Greatest Common Divisor (GCD): the largest positive integer that divides both numbers without leaving a remainder
Least Common Multiple (LCM): the smallest positive integer that is a multiple of both numbers
Methods for finding GCDs and LCMs:
- Euclidean Algorithm: a method for finding the GCD of two numbers
- Prime Factorization: expressing a number as a product of its prime factors to find the GCD and LCM

Algebraic equations involve variables and constants, with variables raised to integral powers.
Types of algebraic equations include:
- Linear equations, where the degree of the variable is 1, such as 2x + 3 = 0.
- Quadratic equations, where the degree of the variable is 2, such as x^2 + 4x + 4 = 0.
- Cubic equations, where the degree of the variable is 3, such as x^3 - 2x^2 - 7x + 1 = 0.
- Polynomial equations, where the degree of the variable is greater than 3, such as x^4 - 3x^3 - 2x^2 + 5x - 1 = 0.

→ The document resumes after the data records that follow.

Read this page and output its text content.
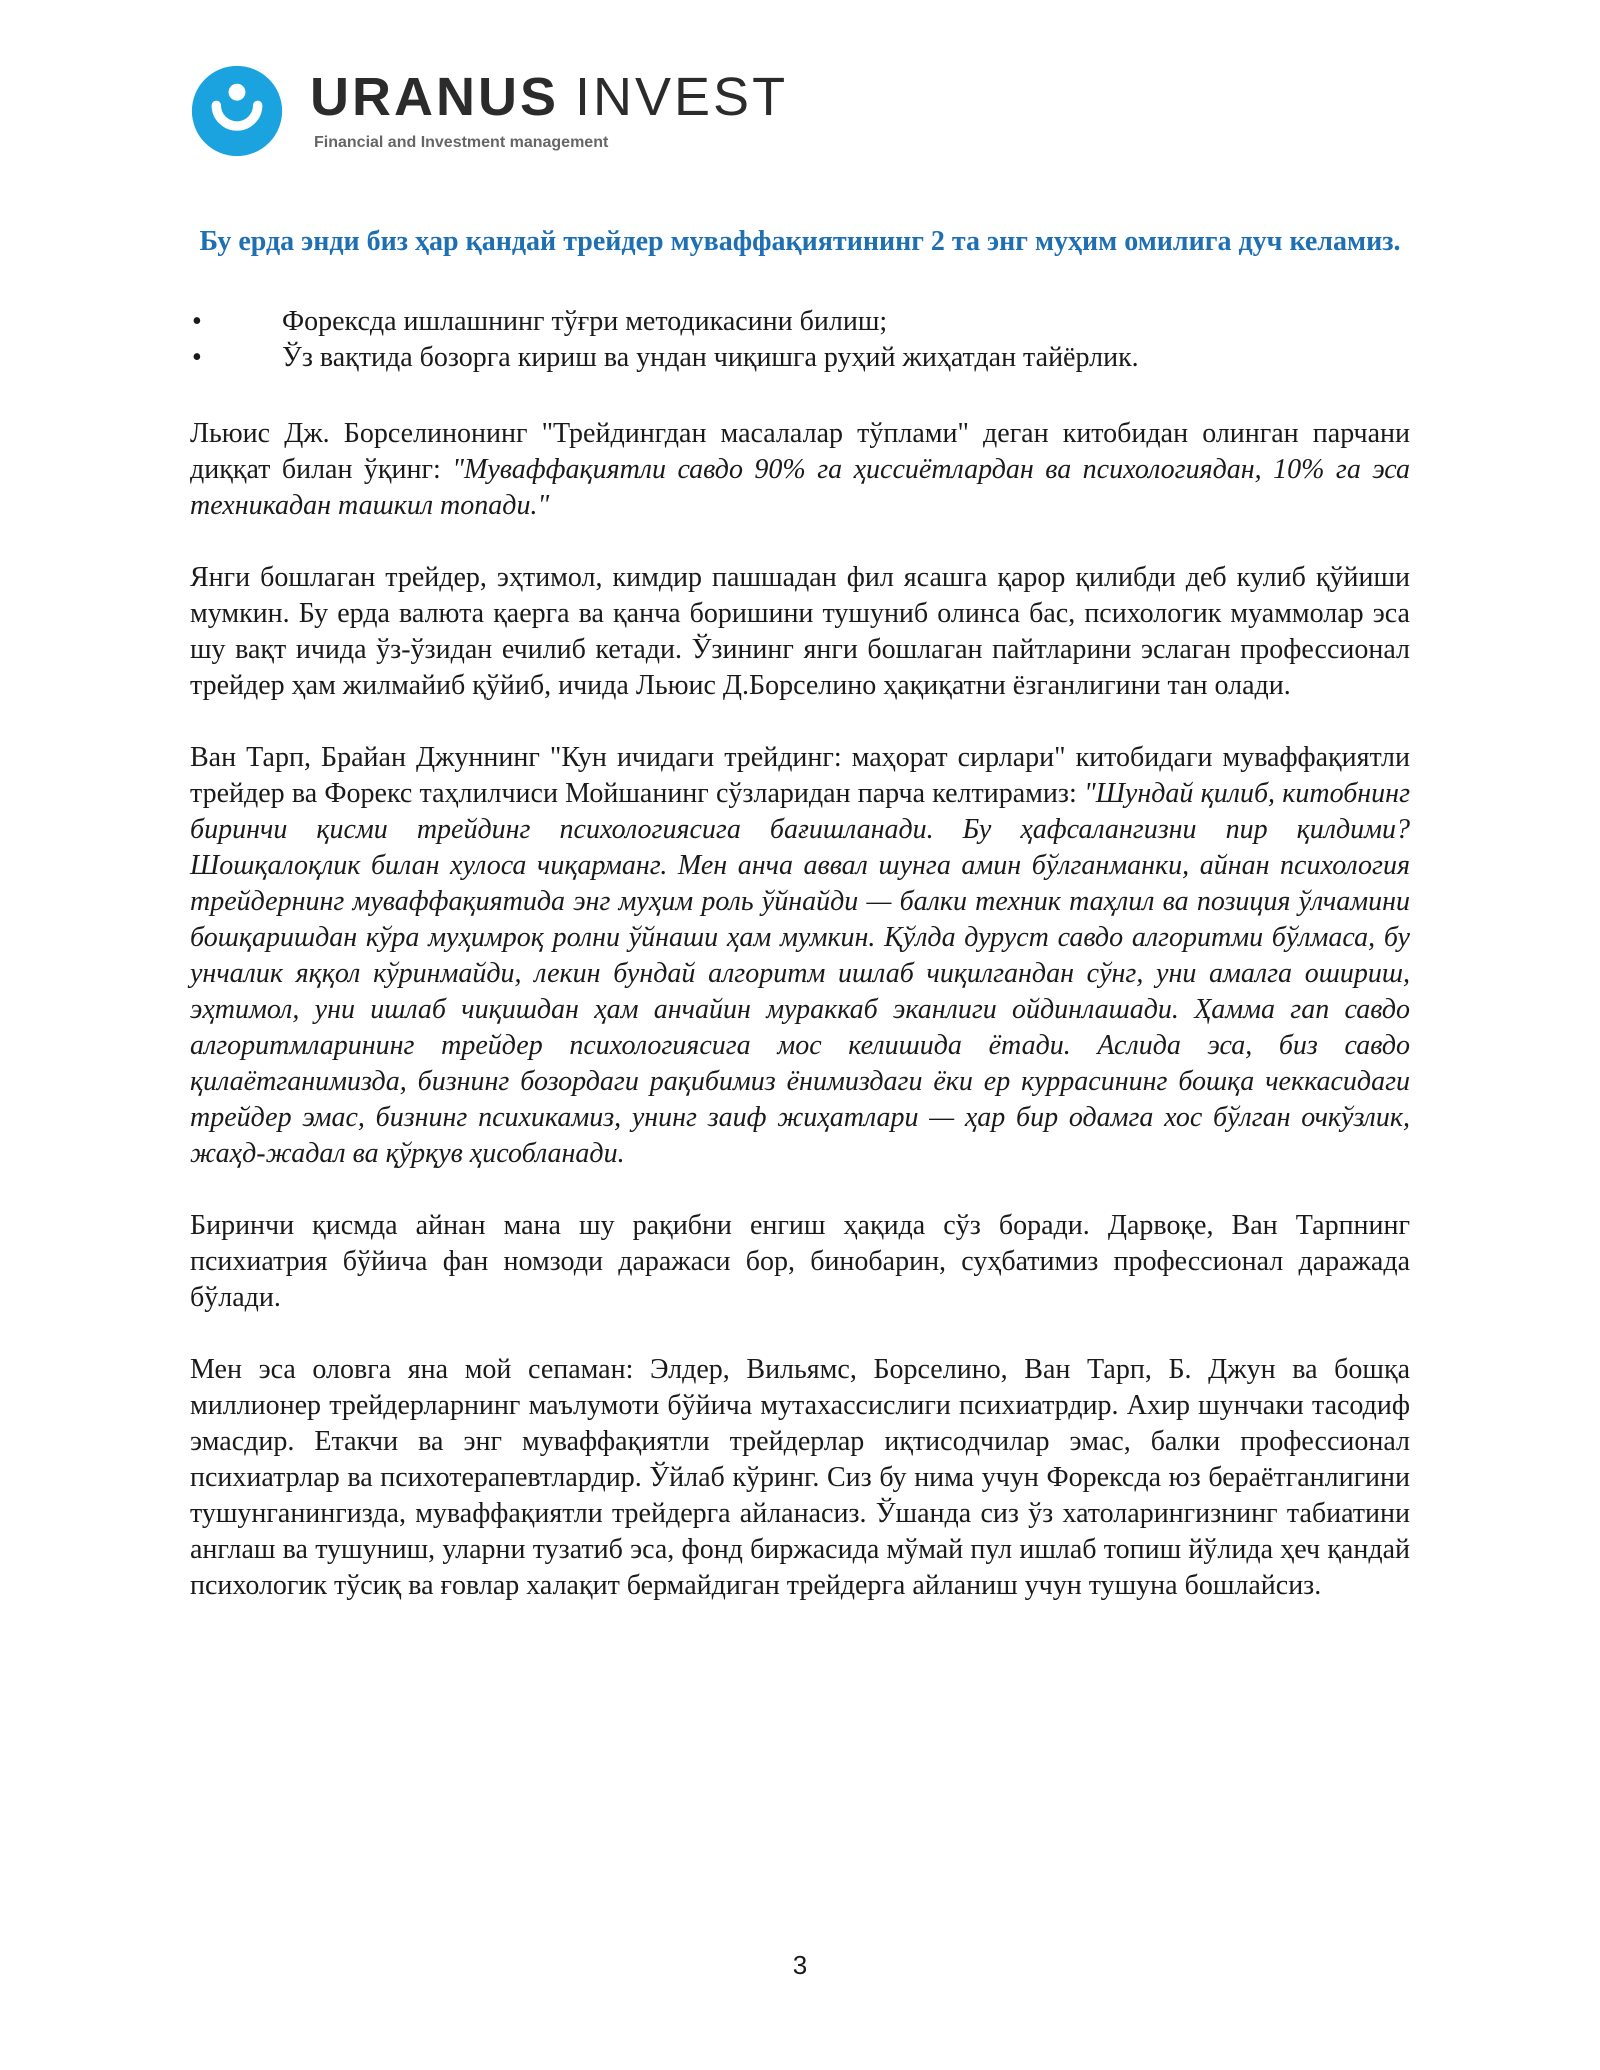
URANUS INVEST
Financial and Investment management
Бу ерда энди биз ҳар қандай трейдер муваффақиятининг 2 та энг муҳим омилига дуч келамиз.
•	Форексда ишлашнинг тўғри методикасини билиш;
•	Ўз вақтида бозорга кириш ва ундан чиқишга руҳий жиҳатдан тайёрлик.

Льюис Дж. Борселинонинг "Трейдингдан масалалар тўплами" деган китобидан олинган парчани диққат билан ўқинг: "Муваффақиятли савдо 90% га ҳиссиётлардан ва психологиядан, 10% га эса техникадан ташкил топади."

Янги бошлаган трейдер, эҳтимол, кимдир пашшадан фил ясашга қарор қилибди деб кулиб қўйиши мумкин. Бу ерда валюта қаерга ва қанча боришини тушуниб олинса бас, психологик муаммолар эса шу вақт ичида ўз-ўзидан ечилиб кетади. Ўзининг янги бошлаган пайтларини эслаган профессионал трейдер ҳам жилмайиб қўйиб, ичида Льюис Д.Борселино ҳақиқатни ёзганлигини тан олади.

Ван Тарп, Брайан Джуннинг "Кун ичидаги трейдинг: маҳорат сирлари" китобидаги муваффақиятли трейдер ва Форекс таҳлилчиси Мойшанинг сўзларидан парча келтирамиз: "Шундай қилиб, китобнинг биринчи қисми трейдинг психологиясига бағишланади. Бу ҳафсалангизни пир қилдими? Шошқалоқлик билан хулоса чиқарманг. Мен анча аввал шунга амин бўлганманки, айнан психология трейдернинг муваффақиятида энг муҳим роль ўйнайди — балки техник таҳлил ва позиция ўлчамини бошқаришдан кўра муҳимроқ ролни ўйнаши ҳам мумкин. Қўлда дуруст савдо алгоритми бўлмаса, бу унчалик яққол кўринмайди, лекин бундай алгоритм ишлаб чиқилгандан сўнг, уни амалга ошириш, эҳтимол, уни ишлаб чиқишдан ҳам анчайин мураккаб эканлиги ойдинлашади. Ҳамма гап савдо алгоритмларининг трейдер психологиясига мос келишида ётади. Аслида эса, биз савдо қилаётганимизда, бизнинг бозордаги рақибимиз ёнимиздаги ёки ер куррасининг бошқа чеккасидаги трейдер эмас, бизнинг психикамиз, унинг заиф жиҳатлари — ҳар бир одамга хос бўлган очкўзлик, жаҳд-жадал ва қўрқув ҳисобланади.

Биринчи қисмда айнан мана шу рақибни енгиш ҳақида сўз боради. Дарвоқе, Ван Тарпнинг психиатрия бўйича фан номзоди даражаси бор, бинобарин, суҳбатимиз профессионал даражада бўлади.

Мен эса оловга яна мой сепаман: Элдер, Вильямс, Борселино, Ван Тарп, Б. Джун ва бошқа миллионер трейдерларнинг маълумоти бўйича мутахассислиги психиатрдир. Ахир шунчаки тасодиф эмасдир. Етакчи ва энг муваффақиятли трейдерлар иқтисодчилар эмас, балки профессионал психиатрлар ва психотерапевтлардир. Ўйлаб кўринг. Сиз бу нима учун Форексда юз бераётганлигини тушунганингизда, муваффақиятли трейдерга айланасиз. Ўшанда сиз ўз хатоларингизнинг табиатини англаш ва тушуниш, уларни тузатиб эса, фонд биржасида мўмай пул ишлаб топиш йўлида ҳеч қандай психологик тўсиқ ва ғовлар халақит бермайдиган трейдерга айланиш учун тушуна бошлайсиз.

3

Methods for solving algebraic equations include:
- Factoring, which involves expressing the equation as a product of simpler equations.
- The Quadratic Formula, x = (-b ± √(b^2 - 4ac)) / 2a, for solving quadratic equations.
- Synthetic Division, a method for finding the roots of a polynomial equation.
- The Graphical Method, which uses graphs to find the roots of an equation.

Divisibility rules:
- A number is divisible by 2 if its last digit is even.
- A number is divisible by 3 if the sum of its digits is divisible by 3.
- A number is divisible by 5 if its last digit is 0 or 5.
Prime numbers are positive integers greater than 1 that are divisible only by 1 and themselves.
Properties of prime numbers include:
- Prime numbers are always odd, except for 2.
- The sum of any two prime numbers is always even.
- Prime numbers are the building blocks of all other numbers (Fundamental Theorem of Arithmetic).

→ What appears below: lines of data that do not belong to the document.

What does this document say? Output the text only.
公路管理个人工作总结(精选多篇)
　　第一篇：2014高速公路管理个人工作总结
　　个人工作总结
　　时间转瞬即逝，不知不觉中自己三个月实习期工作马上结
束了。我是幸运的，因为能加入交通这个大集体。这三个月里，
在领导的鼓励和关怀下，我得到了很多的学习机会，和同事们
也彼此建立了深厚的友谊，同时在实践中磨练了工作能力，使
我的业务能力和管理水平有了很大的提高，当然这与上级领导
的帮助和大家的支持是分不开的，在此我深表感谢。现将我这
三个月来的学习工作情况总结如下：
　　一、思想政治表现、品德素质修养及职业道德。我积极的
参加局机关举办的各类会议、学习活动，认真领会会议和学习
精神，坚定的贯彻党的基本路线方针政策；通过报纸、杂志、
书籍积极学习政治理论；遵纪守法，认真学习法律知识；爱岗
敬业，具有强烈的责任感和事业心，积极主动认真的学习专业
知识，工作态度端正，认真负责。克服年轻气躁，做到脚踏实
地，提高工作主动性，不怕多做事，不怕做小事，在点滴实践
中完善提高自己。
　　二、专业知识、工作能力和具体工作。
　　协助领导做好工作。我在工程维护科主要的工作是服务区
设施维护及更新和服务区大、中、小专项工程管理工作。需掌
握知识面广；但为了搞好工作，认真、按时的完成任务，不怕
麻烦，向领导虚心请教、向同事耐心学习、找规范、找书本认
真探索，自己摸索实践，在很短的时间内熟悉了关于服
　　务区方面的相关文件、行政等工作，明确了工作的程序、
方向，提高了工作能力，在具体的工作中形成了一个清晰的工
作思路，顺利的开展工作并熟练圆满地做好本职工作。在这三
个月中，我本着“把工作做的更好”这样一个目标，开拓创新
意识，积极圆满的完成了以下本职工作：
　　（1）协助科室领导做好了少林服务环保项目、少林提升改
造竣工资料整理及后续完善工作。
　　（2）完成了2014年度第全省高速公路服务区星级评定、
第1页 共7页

The Greatest Common Divisor (GCD) is the largest positive integer that divides both numbers without leaving a remainder.
The Least Common Multiple (LCM) is the smallest positive integer that is a multiple of both numbers.
Methods for finding GCDs and LCMs include:
- The Euclidean Algorithm, a method for finding the GCD of two numbers.
- Prime Factorization, which involves expressing a number as a product of its prime factors to find the GCD and LCM.